Más tarde, deambulando por las calles del centro, todo piedra y ladrillo, llegamos a lo que parece una comunidad de vecinos y nos sentamos en un patio infantil, con columpios, castillos y otros juegos. El lugar está desierto pero hay árboles donde descansar la vista. Mientras echo un vistazo en torno me doy cuenta de que se trata de una escuela: un patio de escuela del que se entra y sale libremente y sin horarios, ni barrotes ni portones. Nos hace mucha gracia la cancha de fútbol, pequeña y encerrada en una especie de jaula.

-No me acostumbro a llamarte Lady Chor.

-Pues aquí me llaman por ese nombre. No saben pronunciar Chorima.

- ¿Y piensas quedarte el próximo año?

-Los chicos ya están matriculados, está claro que nos quedamos por varios años. El final de la primaria ya lo van a hacer aquí.

-No sabía que tuvieras planeado estar tanto tiempo aquí.

-No son planes, son decisiones que voy tomando cada día. Si en España no tengo posibilidades, no hay más vuelta de hoja. Tengo un buen trabajo. No puedo rechazarlo.

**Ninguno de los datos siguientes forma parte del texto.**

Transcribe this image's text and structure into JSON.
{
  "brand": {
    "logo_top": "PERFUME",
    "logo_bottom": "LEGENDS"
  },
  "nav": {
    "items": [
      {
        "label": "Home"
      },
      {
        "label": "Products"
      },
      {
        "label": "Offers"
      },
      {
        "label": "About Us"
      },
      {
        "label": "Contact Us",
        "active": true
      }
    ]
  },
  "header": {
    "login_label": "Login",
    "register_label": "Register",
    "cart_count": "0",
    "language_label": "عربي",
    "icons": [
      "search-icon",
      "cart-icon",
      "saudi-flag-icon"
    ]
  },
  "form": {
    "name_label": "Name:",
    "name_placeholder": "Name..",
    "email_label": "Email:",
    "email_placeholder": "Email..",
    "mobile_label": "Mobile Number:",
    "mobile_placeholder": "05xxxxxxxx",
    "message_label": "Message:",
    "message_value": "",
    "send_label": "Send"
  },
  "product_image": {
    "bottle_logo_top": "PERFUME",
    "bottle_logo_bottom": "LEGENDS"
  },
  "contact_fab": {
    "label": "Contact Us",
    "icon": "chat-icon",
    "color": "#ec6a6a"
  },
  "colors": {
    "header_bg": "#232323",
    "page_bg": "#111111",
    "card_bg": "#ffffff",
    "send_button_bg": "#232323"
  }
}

Regresamos en el barco de las siete y media. En la discoteca continua la música en directo, el ambiente está caldeado, la gente baila con los brazos en alto. Ya no cabe un alfiler a bordo. En la cubierta volvemos a ver las mismas caras y los mismos tipos de antes, rostros congestionados, mujeres con miradas perdidas, rojo de labios y rayas de ojos deshechos, torsos hercúleos, camisas remangadas, barbas, bigotes y profusión de tatuajes con motivos florales, soles, símbolos y runas, nombres... Tatuajes en brazos, piernas y pantorrillas de pieles curtidas. Tatuajes en cuellos, pechos y espaldas de pieles tersas. Todos con su vaso de vino o su botella de cerveza, cuando no ambas cosas. Ninguna intención de bajarse hasta la hora del último barco, ni del lado sueco, ni del danés. El atardecer en el Orend es un espectáculo.